Faced with the high standard of entries and wide variety of subject matter, Dorothy admitted that she had had great difficulty in picking the winners. However, a decision had to be made and she awarded the Mary Rawnsley Trophy to Maggie Cobbett for her poignant story The Soldier at the Window, set in the occupied Netherlands towards the end of WW2. Eileen Walters came second with The Silversmith, a true account of the visit to Ripon Cathedral in the 1960s of the craftsman whose first commission had been the silver lectern on the pulpit. Distressed to find it apparently tossed aside during restoration work, he returned later to find it back in pride of place where it belonged. The third placed entry was The War Games by Alma Williams.

Faced with fourteen entries for the competition, Dr Roger Kendall certainly earned his adjudicator’s fee. Themes varied from the arrival of spring to the first solo flight of a baby dragon and styles included rhyming couplets, blank verse, free verse and even a prose poem.
Roger requested that each poem be read out in turn by its author or, in the case of an absent member, a proxy, and then gave individual critiques. The standard, he remarked, was very high overall.
First place went to Lindsay Trenholme for Sorry we can’t be with you, inspired by finding a discarded 50th birthday card in the tissue bin of a ladies’ lavatory.
In second place was The Maiden’s Blush by Phil Cook, the maiden in question being Switzerland’s famous Jungfrau.
In third place was Dawn Flight, Elizabeth Spearman’s closely observed description of a skein of wild geese.
Roger was thanked for his hard work and asked to read some of his own recent work. We look forward to hearing more of it at our next ‘Literary Allsorts’ evening on 9th July.

The competition, formerly known as Theatre in the Round was won by Andrew Burns, seen here exchanging a warm handshake with screenwriter Ann Gallivan. Wearing her adjudicator’s hat, Ann gave us her carefully considered thoughts on each of the fourteen entries. As a bonus, she shared with us some of the highlights of her long career in television, including her current work on BBC Scotland’s River City.

Andrew’s winning entry was a humorous story about an eccentric man whose life was completely taken over by the piece of modern sculpture he created for an art exhibition. Maggie Cobbett came second with a look back at the career of fan dancer Phyllis Dixey and Caroline Slator took third place. In Against the Odds, an autistic young man’s obsession with numbers and his job in the theatre come together with disastrous consequences.
We are looking forward to hearing the remaining entries with their very varied selection of subject matter, at our next Open MSS session.

The first meeting of 2013 saw the presentation of the Twinks Perugini Kenyon trophy to Kate Swann for her winning Mini-Saga.
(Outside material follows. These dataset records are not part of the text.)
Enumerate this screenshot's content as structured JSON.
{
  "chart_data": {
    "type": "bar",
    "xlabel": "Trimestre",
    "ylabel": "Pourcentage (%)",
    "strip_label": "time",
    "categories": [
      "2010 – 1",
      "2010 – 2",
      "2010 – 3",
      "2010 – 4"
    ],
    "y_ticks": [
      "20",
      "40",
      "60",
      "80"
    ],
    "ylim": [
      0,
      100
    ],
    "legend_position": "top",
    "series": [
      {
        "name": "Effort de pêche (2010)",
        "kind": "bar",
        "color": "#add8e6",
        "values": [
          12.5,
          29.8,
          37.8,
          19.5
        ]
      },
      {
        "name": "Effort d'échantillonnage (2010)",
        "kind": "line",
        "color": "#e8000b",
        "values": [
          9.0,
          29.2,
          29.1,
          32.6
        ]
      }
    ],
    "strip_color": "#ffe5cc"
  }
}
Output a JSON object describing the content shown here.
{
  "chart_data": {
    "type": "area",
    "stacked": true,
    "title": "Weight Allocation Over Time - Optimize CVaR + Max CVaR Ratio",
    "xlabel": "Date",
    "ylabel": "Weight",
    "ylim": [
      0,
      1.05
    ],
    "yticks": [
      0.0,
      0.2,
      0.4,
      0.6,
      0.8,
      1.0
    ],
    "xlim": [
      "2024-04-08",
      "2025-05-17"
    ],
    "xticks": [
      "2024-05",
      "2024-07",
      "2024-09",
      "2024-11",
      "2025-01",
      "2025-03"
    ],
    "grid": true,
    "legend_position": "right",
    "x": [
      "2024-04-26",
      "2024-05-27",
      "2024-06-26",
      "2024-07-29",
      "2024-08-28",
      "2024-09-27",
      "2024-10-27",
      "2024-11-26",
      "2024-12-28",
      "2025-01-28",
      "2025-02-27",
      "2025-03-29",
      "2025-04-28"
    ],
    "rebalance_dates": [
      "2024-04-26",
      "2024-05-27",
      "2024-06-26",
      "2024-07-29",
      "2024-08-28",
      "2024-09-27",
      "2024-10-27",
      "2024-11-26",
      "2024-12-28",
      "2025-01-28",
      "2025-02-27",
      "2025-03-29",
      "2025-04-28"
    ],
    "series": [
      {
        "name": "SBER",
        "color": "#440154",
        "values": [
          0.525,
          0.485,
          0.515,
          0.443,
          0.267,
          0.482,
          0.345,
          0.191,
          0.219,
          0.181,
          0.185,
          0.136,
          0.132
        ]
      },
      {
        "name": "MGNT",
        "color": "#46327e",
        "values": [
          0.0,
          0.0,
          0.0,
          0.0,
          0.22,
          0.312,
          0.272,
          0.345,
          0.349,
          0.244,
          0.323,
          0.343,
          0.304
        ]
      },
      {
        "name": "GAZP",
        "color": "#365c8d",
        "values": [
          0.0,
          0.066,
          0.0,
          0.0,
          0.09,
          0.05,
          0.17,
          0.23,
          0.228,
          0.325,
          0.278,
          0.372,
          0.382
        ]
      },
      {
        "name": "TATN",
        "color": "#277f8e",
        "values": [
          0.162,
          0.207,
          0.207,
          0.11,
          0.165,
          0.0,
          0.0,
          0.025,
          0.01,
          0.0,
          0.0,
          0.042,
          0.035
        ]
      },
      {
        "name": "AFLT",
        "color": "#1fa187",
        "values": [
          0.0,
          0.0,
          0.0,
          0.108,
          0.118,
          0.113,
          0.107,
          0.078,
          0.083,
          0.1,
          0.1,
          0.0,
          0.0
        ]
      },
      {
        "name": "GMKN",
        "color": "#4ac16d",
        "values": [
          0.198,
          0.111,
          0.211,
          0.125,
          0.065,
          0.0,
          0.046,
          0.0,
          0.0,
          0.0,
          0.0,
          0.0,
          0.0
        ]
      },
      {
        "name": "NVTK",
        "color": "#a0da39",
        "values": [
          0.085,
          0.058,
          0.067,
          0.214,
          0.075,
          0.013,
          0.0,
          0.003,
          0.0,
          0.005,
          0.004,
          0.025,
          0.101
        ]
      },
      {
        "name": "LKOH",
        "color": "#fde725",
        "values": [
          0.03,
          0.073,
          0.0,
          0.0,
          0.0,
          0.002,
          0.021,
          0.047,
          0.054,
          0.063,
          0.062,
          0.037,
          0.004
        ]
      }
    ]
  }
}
As Kate was not able to attend the adjudication in November, the trophy was presented by our Chair, Maggie Cobbett.
The rest of the well attended meeting was devoted to discussion of the 2013 programme, catching up on members’ news and the reading of a wide variety of manuscripts.
The competition, held in honour of the late Twinks Perugini Kenyon, a much missed former member of RWG, was judged this year by her daughter, Anne Perugini Powell. Due to circumstances beyond her control, Anne was unable to attend the meeting but very kindly sent the results along by post.
In first place, was Kate Swann’s Growing Up, Learning Fast, a touching tale of childhood neglect. In second place came Final text message sent from a mobile phone washed up on the beach of Isola del Giglio by Phil Cook. (The rules of the competition allow for a long title to compensate for the strictly observed word count – precisely 50 – in the actual saga.) Phil’s entry used ‘text speak’, taught to him by young relatives, to great effect. Jan Maltby’s The White Bikini, a fine example of husbandly hypocrisy and wifely revenge, came third.
As Kate was not present this evening to receive the trophy, it will be presented to her in January.